易星禾收回目光,看向梁晓迷和花禧。她的眼神从“温柔”变成了“热情”,从“热情”变成了“你们跑不掉的”。
“迷糊,禧禧,你们来得正好,”易星禾一手拉一个,把梁晓迷和花禧往1104里面拽,“我做了好多菜,你们帮我尝尝。”
梁晓迷被她拽着胳膊往里走,兔子拖鞋在地板上发出啪嗒啪嗒的声音。她还没有完全清醒,眼睛还是半睁半闭的,她甚至没有意识到自己正在被拉进一个可能危险的地方。花禧比她清醒得多。花禧在跨进1104门槛的那一刻,脚步顿了一下——只有一下,很短的一下。她的目光扫过厨房灶台上那排已经做好的“菜”,扫过料理台上散落的食材残渣,扫过墙壁上那块被熏黑的痕迹。她的表情没有变化,但她的耳朵尖以一种极其微小的幅度动了一下。
易星禾把她们拉到餐桌前面。
餐桌上摆满了盘子。
每个盘子里都装着一种……东西。
梁晓迷终于睁开了眼睛。她的目光从第一个盘子移到第二个盘子,从第二个盘子移到第三个盘子,从第三个盘子移到第四个盘子,然后她的表情从“迷糊”变成了“困惑”,从“困惑”变成了“我在做梦吗”,从“我在做梦吗”变成了“这不是梦”。
第一个盘子里装的是红烧橘子。橘子瓣被酱油和糖色裹着,深褐色的酱汁挂在橙色的果肉上,颜色搭配非常……大胆。橘子的清香和酱油的咸香混合在一起,产生了一种让人无法用语言描述的嗅觉体验。不是难闻,也不是好闻,是“我从来没有闻过这种味道所以我不知道该怎么评价”。

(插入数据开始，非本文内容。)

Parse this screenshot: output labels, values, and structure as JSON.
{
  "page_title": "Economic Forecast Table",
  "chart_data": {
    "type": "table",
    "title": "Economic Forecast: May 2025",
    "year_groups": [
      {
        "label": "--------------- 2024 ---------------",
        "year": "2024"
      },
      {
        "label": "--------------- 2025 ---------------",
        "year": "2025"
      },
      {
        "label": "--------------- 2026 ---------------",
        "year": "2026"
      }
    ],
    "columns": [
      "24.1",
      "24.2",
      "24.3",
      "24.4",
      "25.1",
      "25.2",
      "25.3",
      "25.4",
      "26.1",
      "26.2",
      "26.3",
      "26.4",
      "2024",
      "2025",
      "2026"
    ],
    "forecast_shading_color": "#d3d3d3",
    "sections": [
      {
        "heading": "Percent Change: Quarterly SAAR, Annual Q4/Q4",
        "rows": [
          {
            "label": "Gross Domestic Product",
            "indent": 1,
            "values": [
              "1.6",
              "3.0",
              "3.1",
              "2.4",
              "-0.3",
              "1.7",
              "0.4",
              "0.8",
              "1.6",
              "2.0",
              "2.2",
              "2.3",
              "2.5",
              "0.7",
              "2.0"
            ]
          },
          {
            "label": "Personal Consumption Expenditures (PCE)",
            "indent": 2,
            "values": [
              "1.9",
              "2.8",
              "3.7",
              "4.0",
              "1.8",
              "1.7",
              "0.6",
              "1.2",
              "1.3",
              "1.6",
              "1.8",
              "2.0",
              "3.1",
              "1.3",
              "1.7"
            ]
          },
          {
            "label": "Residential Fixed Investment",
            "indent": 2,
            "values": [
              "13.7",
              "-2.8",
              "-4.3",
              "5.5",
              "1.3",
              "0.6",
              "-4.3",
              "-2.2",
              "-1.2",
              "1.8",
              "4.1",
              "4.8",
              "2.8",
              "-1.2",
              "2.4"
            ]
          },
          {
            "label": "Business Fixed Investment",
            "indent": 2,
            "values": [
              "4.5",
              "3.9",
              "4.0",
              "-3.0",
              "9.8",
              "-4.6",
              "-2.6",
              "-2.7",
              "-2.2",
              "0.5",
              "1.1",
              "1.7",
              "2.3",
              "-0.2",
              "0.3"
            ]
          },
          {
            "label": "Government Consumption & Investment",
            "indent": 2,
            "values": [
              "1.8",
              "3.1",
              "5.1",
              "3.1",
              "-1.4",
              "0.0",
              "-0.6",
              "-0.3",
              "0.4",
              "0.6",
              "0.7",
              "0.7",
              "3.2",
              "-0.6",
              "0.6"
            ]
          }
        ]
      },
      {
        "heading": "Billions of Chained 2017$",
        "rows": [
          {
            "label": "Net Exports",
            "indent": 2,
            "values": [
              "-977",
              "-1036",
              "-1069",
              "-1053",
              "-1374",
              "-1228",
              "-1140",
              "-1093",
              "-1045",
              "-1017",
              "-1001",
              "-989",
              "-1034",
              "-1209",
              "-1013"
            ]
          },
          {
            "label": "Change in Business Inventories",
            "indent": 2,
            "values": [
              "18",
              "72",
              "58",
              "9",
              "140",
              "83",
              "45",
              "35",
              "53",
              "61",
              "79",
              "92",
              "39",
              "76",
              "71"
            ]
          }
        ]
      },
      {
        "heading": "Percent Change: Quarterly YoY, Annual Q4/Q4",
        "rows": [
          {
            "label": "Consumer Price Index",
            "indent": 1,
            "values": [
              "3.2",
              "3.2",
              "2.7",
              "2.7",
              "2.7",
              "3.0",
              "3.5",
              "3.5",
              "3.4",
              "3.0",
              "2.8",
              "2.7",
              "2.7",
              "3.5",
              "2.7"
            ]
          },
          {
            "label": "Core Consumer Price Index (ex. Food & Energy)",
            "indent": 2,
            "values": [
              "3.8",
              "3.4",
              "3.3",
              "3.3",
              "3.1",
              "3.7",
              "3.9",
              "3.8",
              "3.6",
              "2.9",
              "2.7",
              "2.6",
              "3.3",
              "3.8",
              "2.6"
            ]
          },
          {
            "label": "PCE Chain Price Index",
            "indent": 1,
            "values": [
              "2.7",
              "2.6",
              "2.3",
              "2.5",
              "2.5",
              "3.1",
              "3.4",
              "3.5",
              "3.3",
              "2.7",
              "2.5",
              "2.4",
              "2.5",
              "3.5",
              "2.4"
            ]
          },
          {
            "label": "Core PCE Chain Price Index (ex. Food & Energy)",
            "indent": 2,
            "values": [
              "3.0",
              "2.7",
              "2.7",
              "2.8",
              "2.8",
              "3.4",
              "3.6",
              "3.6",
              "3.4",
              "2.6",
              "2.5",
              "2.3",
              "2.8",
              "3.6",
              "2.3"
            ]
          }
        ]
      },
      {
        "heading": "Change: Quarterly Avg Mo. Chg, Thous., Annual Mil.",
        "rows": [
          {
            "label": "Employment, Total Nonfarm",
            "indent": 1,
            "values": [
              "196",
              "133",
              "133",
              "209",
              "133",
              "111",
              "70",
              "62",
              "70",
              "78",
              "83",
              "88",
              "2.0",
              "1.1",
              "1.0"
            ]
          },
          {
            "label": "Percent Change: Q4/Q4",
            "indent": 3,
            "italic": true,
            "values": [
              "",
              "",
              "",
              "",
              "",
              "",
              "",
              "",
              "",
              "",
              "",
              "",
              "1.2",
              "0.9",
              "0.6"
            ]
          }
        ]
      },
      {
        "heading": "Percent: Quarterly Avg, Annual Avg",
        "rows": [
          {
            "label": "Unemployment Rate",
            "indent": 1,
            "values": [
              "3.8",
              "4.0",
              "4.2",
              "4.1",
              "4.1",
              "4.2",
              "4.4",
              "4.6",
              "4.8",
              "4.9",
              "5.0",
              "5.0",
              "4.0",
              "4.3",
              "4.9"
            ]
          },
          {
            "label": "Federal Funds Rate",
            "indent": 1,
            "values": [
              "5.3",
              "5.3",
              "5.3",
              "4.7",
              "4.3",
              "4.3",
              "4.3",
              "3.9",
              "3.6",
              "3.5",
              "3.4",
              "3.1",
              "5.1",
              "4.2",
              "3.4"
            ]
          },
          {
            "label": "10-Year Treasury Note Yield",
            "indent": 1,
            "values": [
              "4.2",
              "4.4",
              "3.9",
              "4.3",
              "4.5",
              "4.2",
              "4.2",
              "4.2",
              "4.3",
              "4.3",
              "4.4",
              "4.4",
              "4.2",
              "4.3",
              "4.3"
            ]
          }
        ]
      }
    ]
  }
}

第二个盘子里装的是西瓜粥。西瓜和大米一起煮的粥,粥底是粉红色的,米粒被煮得软烂,西瓜的纤维和米粒缠在一起,表面还撒了几粒枸杞。红配绿,视觉效果非常……冲击。
第三个盘子里装的是秋葵冰淇淋。秋葵被切成了小段,嵌在淡绿色的冰淇淋里,秋葵的黏液和冰淇淋的奶香融合在一起,呈现出一种半透明的、拉丝的、让人看了一眼就不想再看第二眼的质感。
第四个盘子里装的是草莓炒香蕉。草莓和香蕉被切成块,在锅里翻炒过,表面裹着一层糖浆,糖浆已经凝固了,变成了一层薄薄的、亮晶晶的糖壳。
第五个盘子里装的是巧克力饺子。饺子的形状是标准的,褶子捏得很整齐,但饺子皮是棕色的——因为易星禾在和面的时候加了融化的巧克力。饺子馅是肉馅加巧克力碎。饺子的表面撒了一层可可粉,摆盘很用心,用心到梁晓迷觉得这道菜出现在这里是一种浪费——不是浪费食材,是浪费摆盘的用心。
第六个盘子里装的是蘑菇肉丸。这是唯一一道看起来正常的菜。肉丸的大小均匀,表面煎成了金黄色,蘑菇被切成了末,混在肉馅里,从肉丸的裂缝里露出一点一点的黑色的颗粒。酱汁是深褐色的,浇在肉丸上面,在灯光下泛着油亮的光。